Technically this is achieved by analyzing the DOM tree of a web application. With more complex applications simple, static comparison of the DOM tree are not sufficient. To ensure best results, we have developed an algorithm which uses various elements to track and monitor the DOM tree of a web application.
Our "discovery" algorithm has five steps to detect changes:
- Exact selector match (example: #container > table.main > tr:eq(2) > td.first:eq(1) > div.name:contains('New')). This approach gives us 100% accuracy in defining the element, but is vulnerable to any kind of changes in content and DOM structure. Works fine in most cases, but is not suitable for elements, that differ with each user.
- Selector without element's text information (example: #container > table.main > tr:eq(2) > td.first:eq(1) > div.name). Gives high accuracy of selection and can handle localization, but is still vulnurable to DOM structure changes. It also can give false-Positive in case elements order changes, eg. items being reordered in a menu.
- Selector without the element with defined ID or BODY element (example: table.main > tr:eq(2) > td.first:eq(1) > div.name:contains('New')). Gives high accuracy of selection and can handle situations, when the ID of the element is changed, but the DOM structure inside is the same. Can give false-positives on the sites with the same DOM blocks structure.
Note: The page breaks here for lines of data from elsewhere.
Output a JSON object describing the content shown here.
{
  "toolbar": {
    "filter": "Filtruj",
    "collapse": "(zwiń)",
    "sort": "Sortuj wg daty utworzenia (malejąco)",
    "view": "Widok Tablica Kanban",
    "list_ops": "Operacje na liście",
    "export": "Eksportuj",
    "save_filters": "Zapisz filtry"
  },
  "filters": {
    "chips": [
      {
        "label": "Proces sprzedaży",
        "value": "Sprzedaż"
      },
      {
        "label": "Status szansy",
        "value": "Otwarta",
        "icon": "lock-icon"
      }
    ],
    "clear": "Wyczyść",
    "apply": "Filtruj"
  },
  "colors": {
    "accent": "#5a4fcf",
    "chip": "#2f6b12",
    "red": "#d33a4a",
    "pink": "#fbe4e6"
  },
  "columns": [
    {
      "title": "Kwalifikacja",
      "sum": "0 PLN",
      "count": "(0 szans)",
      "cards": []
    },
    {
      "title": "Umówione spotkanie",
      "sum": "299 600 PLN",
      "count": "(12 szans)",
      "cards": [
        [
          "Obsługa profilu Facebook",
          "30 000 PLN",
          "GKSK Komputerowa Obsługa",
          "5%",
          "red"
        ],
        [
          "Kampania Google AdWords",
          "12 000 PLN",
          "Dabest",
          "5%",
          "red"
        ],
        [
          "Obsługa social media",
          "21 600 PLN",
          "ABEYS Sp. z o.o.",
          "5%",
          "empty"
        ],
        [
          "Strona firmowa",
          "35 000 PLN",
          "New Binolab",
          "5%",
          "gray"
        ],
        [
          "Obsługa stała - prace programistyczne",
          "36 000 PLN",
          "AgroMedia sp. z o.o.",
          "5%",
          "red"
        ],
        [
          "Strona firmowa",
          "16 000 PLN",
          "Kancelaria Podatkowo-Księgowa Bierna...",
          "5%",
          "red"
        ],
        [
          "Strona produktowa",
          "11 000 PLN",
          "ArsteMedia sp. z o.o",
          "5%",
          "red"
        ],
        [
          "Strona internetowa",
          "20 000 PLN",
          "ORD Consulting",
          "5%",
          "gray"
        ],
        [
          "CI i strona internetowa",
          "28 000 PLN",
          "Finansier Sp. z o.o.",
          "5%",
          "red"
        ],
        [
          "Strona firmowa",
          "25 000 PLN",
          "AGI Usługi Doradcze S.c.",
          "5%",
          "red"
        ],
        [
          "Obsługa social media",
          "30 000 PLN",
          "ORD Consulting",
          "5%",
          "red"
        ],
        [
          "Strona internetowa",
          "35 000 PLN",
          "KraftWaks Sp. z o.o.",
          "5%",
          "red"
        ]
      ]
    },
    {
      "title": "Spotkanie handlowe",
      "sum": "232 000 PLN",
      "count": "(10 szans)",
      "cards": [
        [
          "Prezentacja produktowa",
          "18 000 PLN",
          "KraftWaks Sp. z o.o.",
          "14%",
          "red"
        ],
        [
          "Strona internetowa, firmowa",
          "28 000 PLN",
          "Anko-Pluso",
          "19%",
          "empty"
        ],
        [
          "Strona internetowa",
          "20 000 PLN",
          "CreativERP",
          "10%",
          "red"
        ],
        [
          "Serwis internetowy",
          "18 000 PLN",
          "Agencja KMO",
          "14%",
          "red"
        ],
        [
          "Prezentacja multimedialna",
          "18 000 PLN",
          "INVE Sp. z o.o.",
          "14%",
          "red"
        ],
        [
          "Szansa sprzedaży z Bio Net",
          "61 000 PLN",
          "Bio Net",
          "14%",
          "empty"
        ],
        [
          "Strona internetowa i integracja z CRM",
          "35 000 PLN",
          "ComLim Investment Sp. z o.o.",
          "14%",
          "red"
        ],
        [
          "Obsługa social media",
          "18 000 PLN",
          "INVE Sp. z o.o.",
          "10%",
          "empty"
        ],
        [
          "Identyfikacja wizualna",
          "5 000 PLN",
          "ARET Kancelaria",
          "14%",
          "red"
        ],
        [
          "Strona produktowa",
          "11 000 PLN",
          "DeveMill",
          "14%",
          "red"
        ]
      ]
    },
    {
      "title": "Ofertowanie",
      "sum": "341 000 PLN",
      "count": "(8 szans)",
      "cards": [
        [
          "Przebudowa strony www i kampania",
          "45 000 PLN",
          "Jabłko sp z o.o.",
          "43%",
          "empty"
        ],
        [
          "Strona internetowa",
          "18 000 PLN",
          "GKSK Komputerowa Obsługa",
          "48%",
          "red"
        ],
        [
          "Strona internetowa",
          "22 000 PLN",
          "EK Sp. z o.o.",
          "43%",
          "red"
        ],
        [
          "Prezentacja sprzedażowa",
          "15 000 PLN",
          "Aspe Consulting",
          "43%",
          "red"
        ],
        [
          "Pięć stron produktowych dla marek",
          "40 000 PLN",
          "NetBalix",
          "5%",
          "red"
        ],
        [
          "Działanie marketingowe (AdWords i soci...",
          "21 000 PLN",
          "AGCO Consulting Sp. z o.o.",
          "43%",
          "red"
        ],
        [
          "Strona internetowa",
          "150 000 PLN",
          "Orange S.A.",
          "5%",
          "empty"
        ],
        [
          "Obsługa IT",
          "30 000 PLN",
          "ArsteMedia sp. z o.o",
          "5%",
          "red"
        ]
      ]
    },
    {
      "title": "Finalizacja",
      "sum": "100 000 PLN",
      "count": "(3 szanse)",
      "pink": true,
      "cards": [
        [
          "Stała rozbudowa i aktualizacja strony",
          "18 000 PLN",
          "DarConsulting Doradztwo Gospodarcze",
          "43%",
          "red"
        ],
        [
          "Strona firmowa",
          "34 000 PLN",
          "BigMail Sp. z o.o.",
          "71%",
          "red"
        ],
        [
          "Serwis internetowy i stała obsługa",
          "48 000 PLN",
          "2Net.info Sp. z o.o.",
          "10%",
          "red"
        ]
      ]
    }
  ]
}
- Selector without indexes (example: #container > table.main > tr > td.first > div.name:contains('New')). Gives medium accuracy. Can handle situations, when the order or number of the elements inside the DOM is changed, but the elements themselves are still there. Can give false-positives on similar DOM structure.
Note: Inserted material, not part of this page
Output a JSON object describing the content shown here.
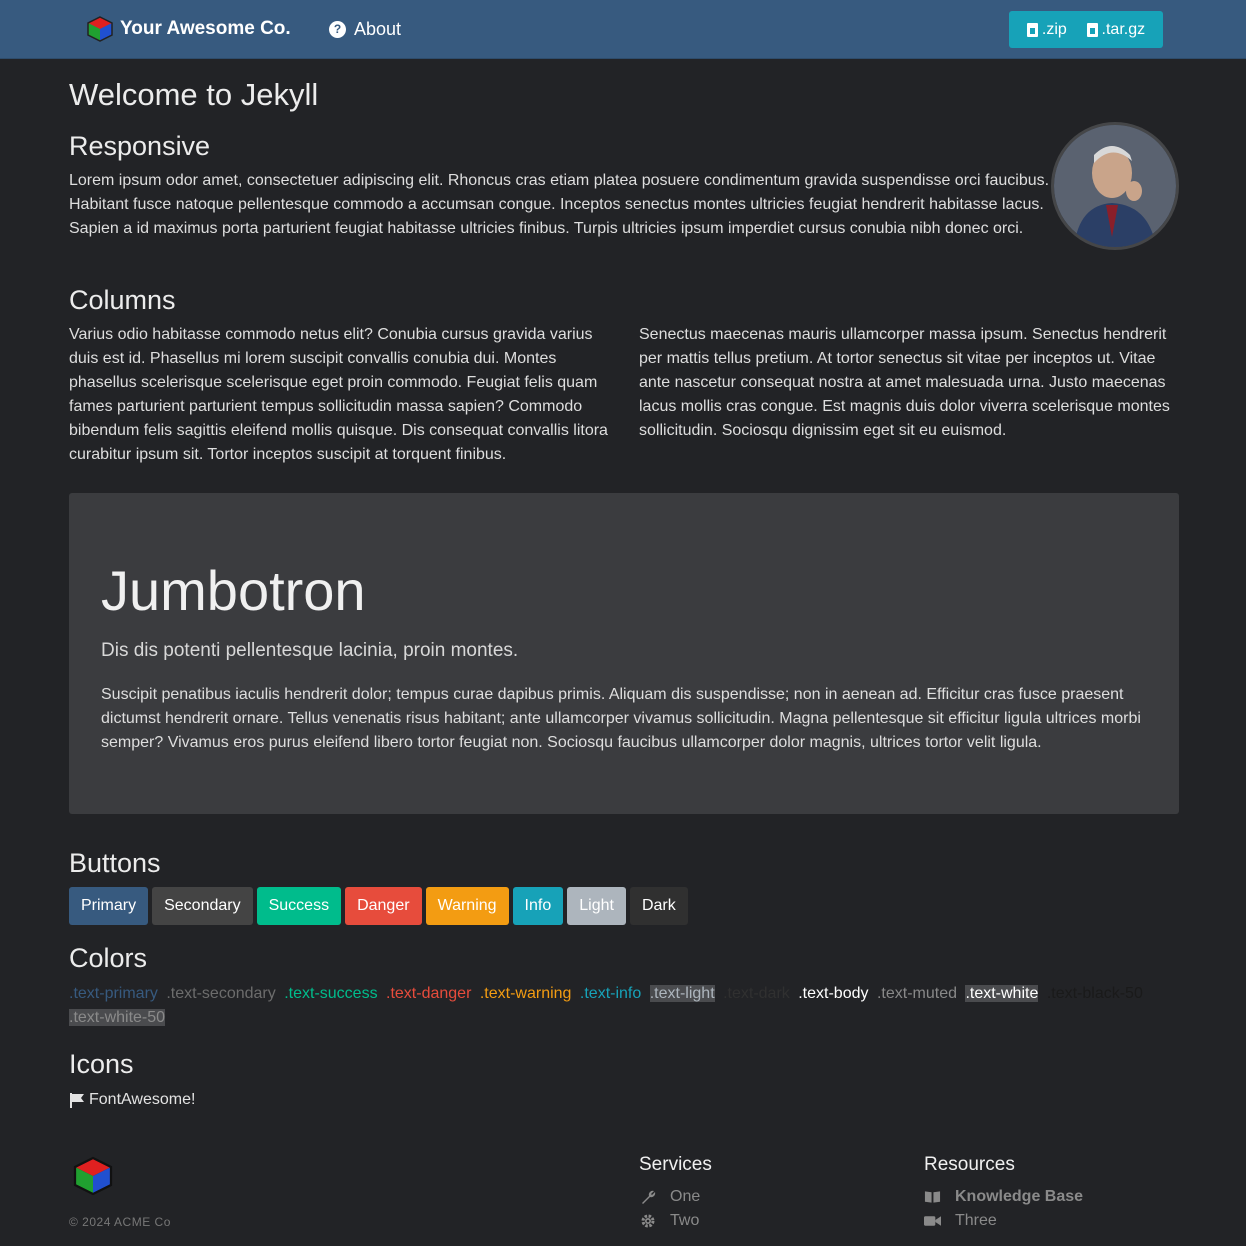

- EXPERIMENTAL Cutting the selector from the left side (example: tr:eq(2) > td.first:eq(1) > div.name:contains('New')). Gives low accuracy. Can handle most DOM changes, but has the risk of false-positives increasing with each step of cutting.
Aparecium - no hotspot is ever hidden!
Hotspots never disappear. If they cannot be assigned to an element, our "hotspot collector" reclaims and displays those hotspots. In moste cases we can automatically rebind a hotspot to an application, this table lays out (in DOM mode) where this is the case:
Case | Can we rebind the content |
---|---|
DOM element class name changed | No, element.className is our primary handle, if it changes, we can never find the element again (see div.name above) |
DOM element's parent class name changed | Yes |
Text of a button changed from "New" to "Create" | Yes (see finding step 2) |
Position of a button changed inside his parent container | No, not yet, it may come with step 5 soon. |
Position of a button has changed abroad his parent container | Yes (see finding step 3) |
Text and class name of a button changed | Still no, element.className is vital |
Position in a list of links changed | Yes (see step 4) |
If hotspot elements cannot be easily assigned to an application, GRAVITY users can always fall back to our Hotspot Grid. This allows to layout hotspots independently of the DOM model.